Round up some plump ripe raspberries for this tantalizing yet simple summertime dessert! Juicy ripe raspberries and sweet cream paired with phyllo pastry - it doesn't get any simpler and tastier!
Ingredients:
4 sheets filo (phyllo) dough (Athens brand)
2 tsp butter
1 tsp sugar
1 pint raspberries
Cream Filling:
1 pkg (80z) cream cheese, softened
1/4 cup sugar
1/2 cup heavy whipping cream, whipped
Directions:
1.Cut phyllo sheets into strips and then rectangles or squares 3-4" in length. Stack 3 high, brushing lightly with melted margarine and a bit of sugar between layers. (Allow three of these layers per person; for 4 people = 12 stacks of 3 layers) Place on non-stick or parchment layered baking sheet and bake at 350 degrees for about 10 minutes or until lightly browned and crisp. Allow to cool, then store in airtight container for up to 3 days.

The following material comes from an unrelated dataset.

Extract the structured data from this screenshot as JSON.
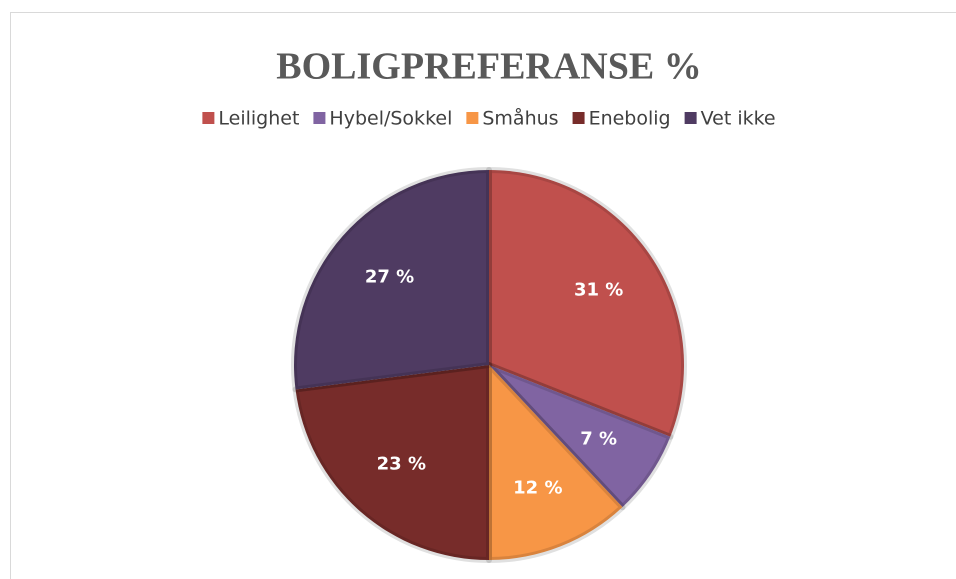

2. In a small bowl, beat cream cheese and sugar until smooth. Gradually fold in whipped cream.
3. Wash and drain raspberries and set aside.
4. When ready to serve, place 1 layer of pastry on serving plate and pipe on cream filling. Top with fruit . Add another phyllo layer, creamy filling and fruit. Repeat one more time. Sprinkle with powdered sugar. Serve immediately.